I've got to take it easy for the rest of the day. That won't be difficult, since I feel like I got kicked in the tummy and it hurts to laugh. But tomorrow...I'm getting some of those cute Easter dresses on markdown for our little future beach bunny.

Peace, love, happiness, prosperity and chocolate chip cookies to all, and take care!

2006-05-02

How to Spot a Loser, Part 45

Maybe I'm being harsh, I admit.

If me & the Tsar have a little girl, I want her to see this site when she's older so she has an idea of who NOT to date. If we have a little boy, I want him to see it so he knows how NOT to come across as a desperate dweeb.

(No, we don't know yet, but will soon, and believe me, we'll post the results here ASAP!!!)

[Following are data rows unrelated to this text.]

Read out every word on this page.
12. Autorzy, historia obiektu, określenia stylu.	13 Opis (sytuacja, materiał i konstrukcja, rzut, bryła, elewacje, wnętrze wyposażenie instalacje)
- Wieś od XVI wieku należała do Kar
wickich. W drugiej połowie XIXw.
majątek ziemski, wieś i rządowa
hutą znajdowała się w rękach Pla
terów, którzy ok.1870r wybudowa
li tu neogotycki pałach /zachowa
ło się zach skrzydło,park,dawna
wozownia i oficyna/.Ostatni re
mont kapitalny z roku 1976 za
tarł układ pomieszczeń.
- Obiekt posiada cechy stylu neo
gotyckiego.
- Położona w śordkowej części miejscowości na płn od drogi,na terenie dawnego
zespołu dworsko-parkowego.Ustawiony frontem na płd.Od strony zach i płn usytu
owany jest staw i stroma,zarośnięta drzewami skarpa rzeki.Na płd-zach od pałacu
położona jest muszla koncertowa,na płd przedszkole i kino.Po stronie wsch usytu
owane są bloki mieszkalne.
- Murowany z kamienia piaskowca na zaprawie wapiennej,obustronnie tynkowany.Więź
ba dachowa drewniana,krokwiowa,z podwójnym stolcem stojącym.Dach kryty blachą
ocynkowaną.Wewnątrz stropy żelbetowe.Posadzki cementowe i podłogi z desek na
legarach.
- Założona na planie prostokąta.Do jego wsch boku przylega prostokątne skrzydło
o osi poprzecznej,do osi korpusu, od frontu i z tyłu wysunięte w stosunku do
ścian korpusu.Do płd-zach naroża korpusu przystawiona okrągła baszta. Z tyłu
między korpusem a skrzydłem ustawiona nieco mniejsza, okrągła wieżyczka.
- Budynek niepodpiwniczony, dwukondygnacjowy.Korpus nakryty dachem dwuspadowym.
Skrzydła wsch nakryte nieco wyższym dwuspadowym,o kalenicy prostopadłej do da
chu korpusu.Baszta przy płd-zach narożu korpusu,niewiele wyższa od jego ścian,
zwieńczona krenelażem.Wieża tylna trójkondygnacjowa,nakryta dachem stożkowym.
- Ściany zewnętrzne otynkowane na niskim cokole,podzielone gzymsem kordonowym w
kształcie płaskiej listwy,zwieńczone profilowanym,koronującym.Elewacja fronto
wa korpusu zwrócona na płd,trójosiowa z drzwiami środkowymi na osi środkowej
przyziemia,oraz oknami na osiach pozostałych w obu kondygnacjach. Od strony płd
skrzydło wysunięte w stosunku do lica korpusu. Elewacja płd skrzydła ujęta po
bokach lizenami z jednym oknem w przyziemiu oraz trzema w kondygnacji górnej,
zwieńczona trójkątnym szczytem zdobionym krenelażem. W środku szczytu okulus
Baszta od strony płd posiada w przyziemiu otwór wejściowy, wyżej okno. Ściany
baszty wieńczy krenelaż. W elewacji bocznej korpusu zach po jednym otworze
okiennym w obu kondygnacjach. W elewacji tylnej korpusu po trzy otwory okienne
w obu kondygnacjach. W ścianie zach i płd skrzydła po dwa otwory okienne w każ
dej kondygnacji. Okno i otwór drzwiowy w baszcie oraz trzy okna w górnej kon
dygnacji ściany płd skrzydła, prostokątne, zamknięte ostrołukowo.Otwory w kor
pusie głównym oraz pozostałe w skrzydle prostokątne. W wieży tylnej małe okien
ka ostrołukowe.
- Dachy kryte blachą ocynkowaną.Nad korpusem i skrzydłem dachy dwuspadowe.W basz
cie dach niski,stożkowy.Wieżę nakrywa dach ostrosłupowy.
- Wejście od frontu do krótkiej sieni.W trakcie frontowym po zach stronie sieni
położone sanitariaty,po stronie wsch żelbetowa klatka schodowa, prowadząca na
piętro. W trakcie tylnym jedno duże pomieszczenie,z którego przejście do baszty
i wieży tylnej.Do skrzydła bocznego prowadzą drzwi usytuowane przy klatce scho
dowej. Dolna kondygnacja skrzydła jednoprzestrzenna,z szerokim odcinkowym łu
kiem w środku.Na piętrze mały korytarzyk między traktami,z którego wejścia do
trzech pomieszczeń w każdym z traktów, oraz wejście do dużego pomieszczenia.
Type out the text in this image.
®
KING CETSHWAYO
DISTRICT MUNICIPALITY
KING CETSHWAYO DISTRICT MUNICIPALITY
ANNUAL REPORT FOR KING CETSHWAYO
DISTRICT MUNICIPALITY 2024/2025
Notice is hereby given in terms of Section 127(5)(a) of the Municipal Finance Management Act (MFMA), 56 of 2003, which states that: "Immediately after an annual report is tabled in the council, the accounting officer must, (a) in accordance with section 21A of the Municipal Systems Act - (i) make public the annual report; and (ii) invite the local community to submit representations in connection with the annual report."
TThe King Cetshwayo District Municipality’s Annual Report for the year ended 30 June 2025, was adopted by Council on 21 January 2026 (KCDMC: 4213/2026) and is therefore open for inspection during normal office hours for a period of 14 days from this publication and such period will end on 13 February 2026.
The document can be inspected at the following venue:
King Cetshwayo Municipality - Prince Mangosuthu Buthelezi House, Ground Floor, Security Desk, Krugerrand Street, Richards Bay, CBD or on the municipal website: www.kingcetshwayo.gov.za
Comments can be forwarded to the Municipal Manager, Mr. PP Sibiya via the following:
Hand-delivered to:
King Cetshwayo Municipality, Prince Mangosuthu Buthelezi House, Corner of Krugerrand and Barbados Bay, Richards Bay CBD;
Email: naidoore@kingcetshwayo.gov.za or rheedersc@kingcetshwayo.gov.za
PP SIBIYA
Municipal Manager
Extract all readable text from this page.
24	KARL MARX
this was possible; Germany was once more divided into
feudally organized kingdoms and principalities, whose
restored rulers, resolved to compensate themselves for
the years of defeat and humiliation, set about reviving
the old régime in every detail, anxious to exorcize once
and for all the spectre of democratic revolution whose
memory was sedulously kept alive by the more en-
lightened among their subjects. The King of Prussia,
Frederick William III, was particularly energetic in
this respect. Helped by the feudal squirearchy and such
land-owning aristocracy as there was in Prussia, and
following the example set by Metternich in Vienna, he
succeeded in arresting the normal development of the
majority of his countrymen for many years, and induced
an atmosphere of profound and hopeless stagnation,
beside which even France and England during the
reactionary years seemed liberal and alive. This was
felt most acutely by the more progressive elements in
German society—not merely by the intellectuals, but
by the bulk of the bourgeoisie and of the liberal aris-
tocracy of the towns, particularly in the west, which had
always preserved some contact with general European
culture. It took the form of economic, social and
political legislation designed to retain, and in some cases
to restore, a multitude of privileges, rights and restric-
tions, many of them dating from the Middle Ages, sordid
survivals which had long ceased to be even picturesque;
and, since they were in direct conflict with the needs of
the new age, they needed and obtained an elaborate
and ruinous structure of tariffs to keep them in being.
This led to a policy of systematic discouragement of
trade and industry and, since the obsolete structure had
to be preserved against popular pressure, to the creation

I have no idea if it actually worked or not. All I know is, if you have to "sell yourself" this hard to a prospective sweetie, you are generally wasting your time and really should just move on.

Now Featured at the Alferd Packer Cafe!

Let's say that you are a cannibal, but, after going to PETA brainwashing sessions, you have decided to give up having your fellow humans for lunch (literally). However, you have begun to crave a slab of "long pig". You don't want to go back to your old Hannibal Lecter ways, since your new friends really wouldn't understand.

What do you do??

Before you break out the cutlery and start sizing up the neighbors, you might want to check out this site.

Note: there's no actual product for sale at this site, but you can get a t-shirt suitable for wearing to Pamela Anderson's house.

2006-05-01

Finally, My Dream Job!!

I'm not kidding....this really does sound damn good. If I wasn't expecting a little one soon, you damn straight I'd be applying for this job in the Keys! What's not to love?

But in the meantime, I have to celebrate "Day Without an Illegal Immigrant" by shopping, and maybe by seeing "United 93". Hope you are all enjoying this late spring/early summer day, wherever you are!